Tımar sisteminin esası, devlet mülkiyeti (rakabe) altındaki toprakların yine birer devlet memuru olan sipahilerin gözetiminde kullanım (intifa) hakkına sahip köylüler tarafından işletilmesidir. Bu topraklardan elde edilen gelir aynı zamanda askerlerin ve ordunun giderlerini, maaşlarını karşılamak için kullanılmaktaydı.
Osmanlı Devleti’ne ekonomik, siyasi ve askerî anlamda önemli katkılar sağlayan tımar sistemi on yedinci yüzyıldan itibaren bozulmaya başlamıştır. Tımar sistemindeki bozulmanın temel nedeni dirliklerin dağılımında adaletsizlik yapılması ve dirliklerin hak etmeyen kişilere verilmesidir. Tımar sisteminin bozulmasıyla taşra teşkilatının işleyişinde ve halk arasında sorunlar ortaya çıkmıştır.
Tımar sisteminin bozulmasının sonuçları maddeler halinde şunlardır;
1. Tımarlarını kaybeden ya da haksızlık yapıldığını savunan birçok dirlik sahibi isyan etmiştir.
2. Üretim azalmış devlet yeterince vergi toplayamamıştır.
3. Halka yeni ve ağır vergiler konulmuştur.

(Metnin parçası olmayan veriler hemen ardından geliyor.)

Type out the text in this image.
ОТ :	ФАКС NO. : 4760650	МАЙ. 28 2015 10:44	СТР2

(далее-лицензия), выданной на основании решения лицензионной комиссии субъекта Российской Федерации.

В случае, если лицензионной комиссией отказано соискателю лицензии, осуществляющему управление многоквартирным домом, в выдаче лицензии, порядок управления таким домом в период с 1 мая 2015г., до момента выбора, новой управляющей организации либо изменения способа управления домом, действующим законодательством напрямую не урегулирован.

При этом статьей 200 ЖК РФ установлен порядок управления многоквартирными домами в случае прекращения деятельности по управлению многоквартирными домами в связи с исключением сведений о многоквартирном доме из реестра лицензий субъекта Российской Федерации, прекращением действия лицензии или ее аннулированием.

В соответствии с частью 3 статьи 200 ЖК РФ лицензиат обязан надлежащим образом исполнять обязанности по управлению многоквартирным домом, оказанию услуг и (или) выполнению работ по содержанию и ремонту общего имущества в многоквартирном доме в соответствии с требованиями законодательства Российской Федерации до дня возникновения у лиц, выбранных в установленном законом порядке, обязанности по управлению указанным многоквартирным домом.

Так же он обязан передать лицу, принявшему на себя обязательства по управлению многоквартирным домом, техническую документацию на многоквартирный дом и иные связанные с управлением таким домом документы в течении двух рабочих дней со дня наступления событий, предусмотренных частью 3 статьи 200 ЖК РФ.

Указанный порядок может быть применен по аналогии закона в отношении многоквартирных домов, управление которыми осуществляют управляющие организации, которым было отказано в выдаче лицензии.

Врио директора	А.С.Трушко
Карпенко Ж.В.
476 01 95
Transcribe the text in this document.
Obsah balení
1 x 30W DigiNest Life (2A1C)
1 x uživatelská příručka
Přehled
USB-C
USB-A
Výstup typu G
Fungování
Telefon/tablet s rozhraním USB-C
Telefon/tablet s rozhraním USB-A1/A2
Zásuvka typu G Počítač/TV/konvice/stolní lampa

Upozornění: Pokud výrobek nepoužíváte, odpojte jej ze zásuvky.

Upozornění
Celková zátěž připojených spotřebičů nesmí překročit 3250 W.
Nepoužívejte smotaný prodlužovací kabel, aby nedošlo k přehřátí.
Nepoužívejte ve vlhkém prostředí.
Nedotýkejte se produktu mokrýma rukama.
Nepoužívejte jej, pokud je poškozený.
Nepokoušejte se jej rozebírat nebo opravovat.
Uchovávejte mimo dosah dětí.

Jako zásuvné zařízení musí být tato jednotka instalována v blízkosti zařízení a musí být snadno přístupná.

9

Bunun üzerine toprağını terk eden köylü şehirlere göç etmiştir.
4. İşsizlik ve göç gibi yeni sosyal problemler ortaya çıkmıştır.
5. Şehirlerde eşkiyalık, hırsızlık gibi sorunlar artmış, huzur ve güven ortamı bozulmuştur.
6. Dirlik sahipleri asker besleyemedikleri için devlet asker ihtiyacını sekban adı verilen ücretli ve tüfekli askerler ile kapatma yoluna gitmiştir.